In April 2022, after a series of bad news and high inflation, another group of Trump-Biden voters expressed feelings of being simply deflated by the new president: “Bored…confused…lack of confidence…indifferent…apathy…idiot or clumsy”.

They nearly all support abortion rights and disagree with the June Supreme Court ruling overturning Roe vs. Wade, Thau found. They didn’t emphasize abortion rights by voting for Trump in 2016 because they wanted an outsider who would shake things up.

Abortion drives their thoughts as the November elections approach, but inflation is also at the heart of their daily tensions. Yet at the same time, this bracket of voters does not blame anyone in particular for the high costs.

“They don’t usually go to Biden and the Democrats,” Thau said. “They will say it’s the pandemic and all the expenses that come with it. It has to do with supply chains. It has to do with Putin and Russia.

When it comes to news consumption, the vast majority of these swing voters turn to their local TV news channels first, with CNN, Fox News and Facebook providing relief information.

And they usually know very little about federal political debates. Last fall, a group was asked about the roughly $1 trillion infrastructure plan that had been approved days before: no one knew about it. Another group could not name a single legislative policy Biden was pushing on Capitol Hill at the time.

On Tuesday night, Thau asked if anyone knew the position on abortion of John Fetterman, the Democratic candidate in the critical race for the Pennsylvania Senate. Nobody knew.

But the group clearly favored Fetterman, with nine backing him, two backing Republican candidate Mehmet Oz and two undecided.

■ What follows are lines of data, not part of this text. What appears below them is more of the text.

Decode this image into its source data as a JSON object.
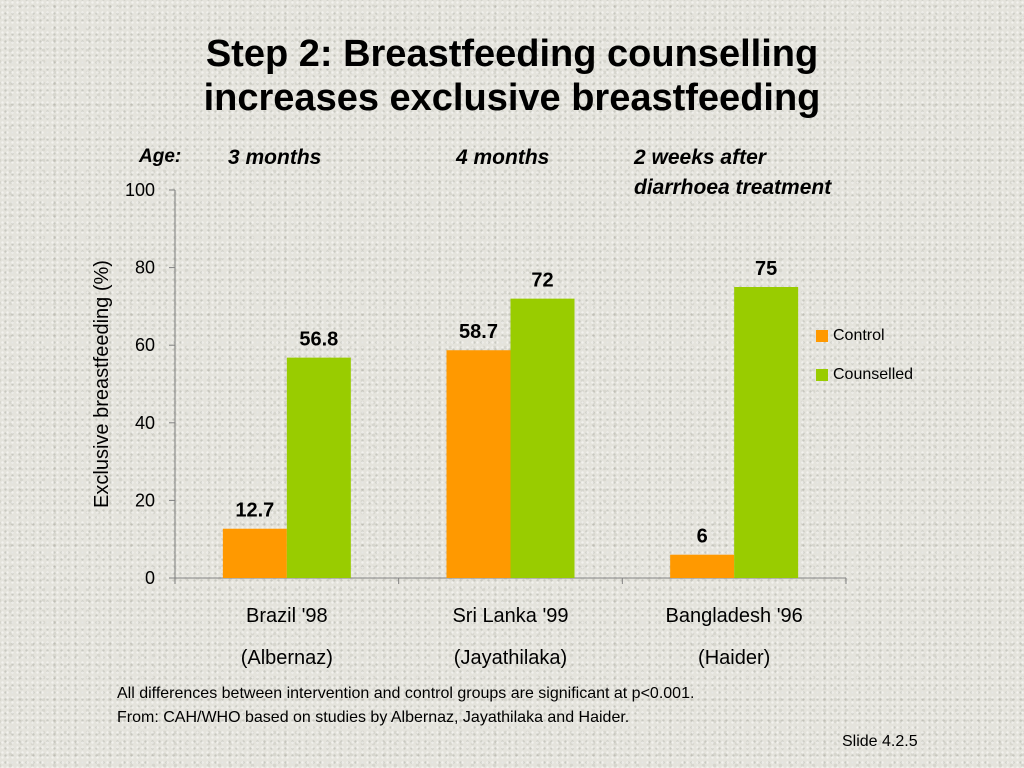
{
  "title": {
    "line1": "Step 2: Breastfeeding counselling",
    "line2": "increases exclusive breastfeeding"
  },
  "age_label": "Age:",
  "group_headers": [
    "3 months",
    "4 months",
    "2 weeks after",
    "diarrhoea treatment"
  ],
  "footnote": {
    "line1": "All differences between intervention and control groups are significant at p<0.001.",
    "line2": "From:  CAH/WHO based on studies by Albernaz, Jayathilaka and Haider."
  },
  "slide_number": "Slide 4.2.5",
  "colors": {
    "control": "#FF9900",
    "counselled": "#99CC00"
  },
  "chart_data": {
    "type": "bar",
    "categories": [
      "Brazil '98",
      "Sri Lanka '99",
      "Bangladesh '96"
    ],
    "category_sublabels": [
      "(Albernaz)",
      "(Jayathilaka)",
      "(Haider)"
    ],
    "series": [
      {
        "name": "Control",
        "values": [
          12.7,
          58.7,
          6
        ]
      },
      {
        "name": "Counselled",
        "values": [
          56.8,
          72,
          75
        ]
      }
    ],
    "ylabel": "Exclusive breastfeeding (%)",
    "ylim": [
      0,
      100
    ],
    "yticks": [
      0,
      20,
      40,
      60,
      80,
      100
    ],
    "grid": false,
    "legend_position": "right"
  }
}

These swing voters may not be aware of Fetterman’s strong support for abortion rights, but they adored his outward personality as they described their feelings for him:

The Fetterman-Oz Meme Campaign, Illustrated

Only four of Pennsylvania’s 13 voters said Fetterman’s stroke would count in their vote, while most simply wished him a speedy recovery. “I am concerned about his health for him. I don’t like these libel attacks,” said a 44-year-old man from Lansdale, a suburb northwest of Philadelphia.

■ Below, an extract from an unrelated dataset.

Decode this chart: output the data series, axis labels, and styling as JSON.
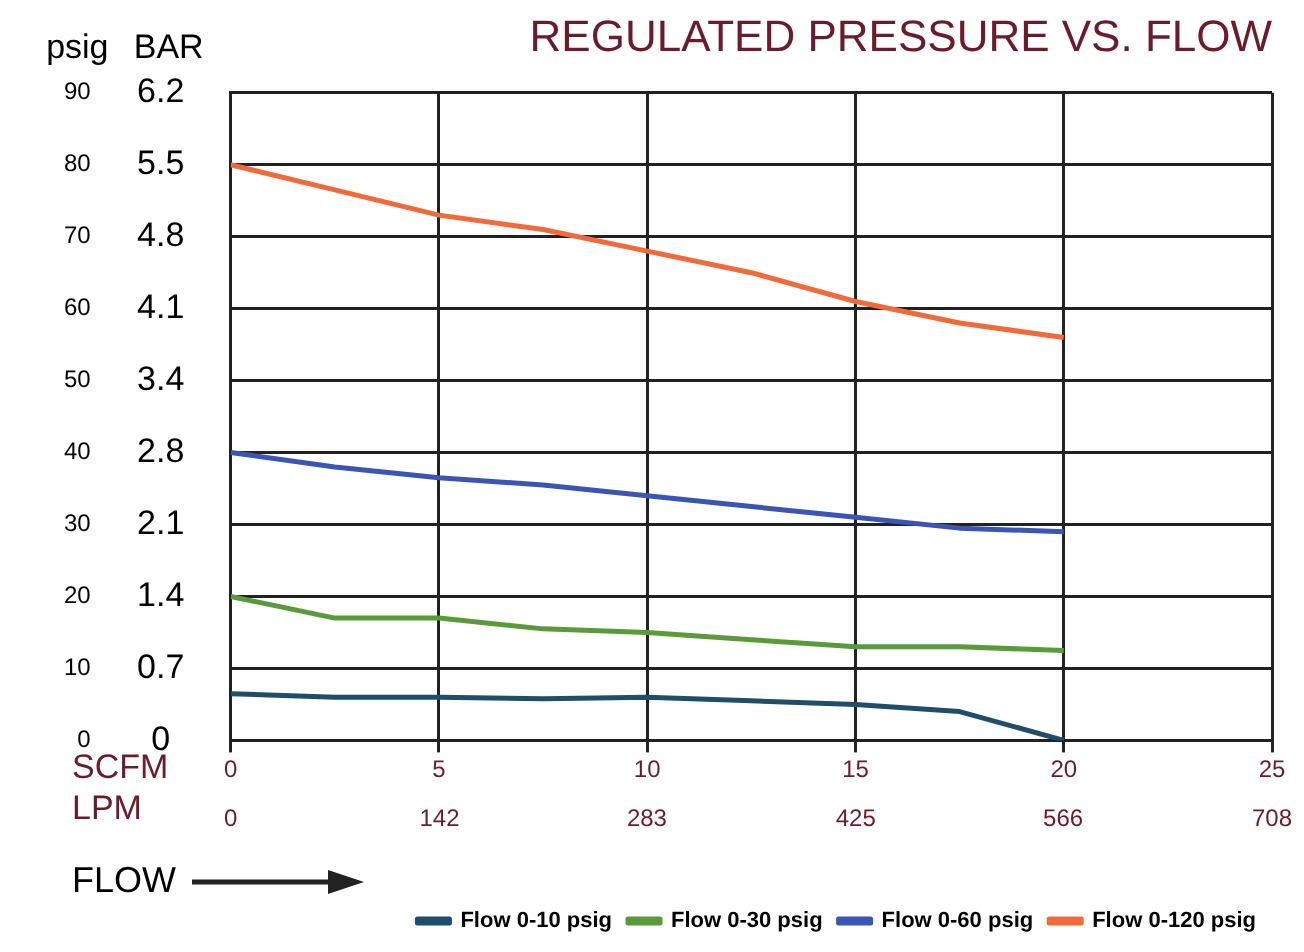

According to Winston, the biggest change among independents comes from Hispanic voters, whose ideological transformation puts them at the forefront of this electoral bloc.

When exit polls asked Hispanics to identify their political ideology two years ago, 32% said conservatives, 43% said moderates and 25% said liberals. This closely mirrors how independent voters view themselves ideologically (32-50-18), while it is clearly at odds with how Democrats portray their ideology: 10% conservative, 43% moderate, 46% liberal.

Those views offer big inroads for Republicans with this fastest-growing bloc of voters, whose political views are increasingly shaped by economic conditions, Winston said.

Democrats’ lead among Hispanic voters narrower than 2018, Post-Ipsos poll finds

In the last four midterm elections that overturned House majorities — 1994, 2006, 2010 and 2018 — independents have sided with the winning party by more than 12 percentage points in each contest.

“If history is any good predictor, it is the independents, not the two bases, that will determine which party emerges victorious on Nov. 8,” Winston wrote.

And if these independents who decide these races have similar views to Thau’s focus groups, the Democratic candidates have a chance to stand out on their own. These voters “divorce” their view of Biden towards the midterm candidates and instead scrutinize everyone closely, with their somewhat idiosyncratic measuring sticks.

“Biden is not what they think when it comes to voting. They don’t think about him and try to punish Democrats or punish Biden because of what’s happening in the country,” Thau said. “They look at the candidates for this office and who is the best.”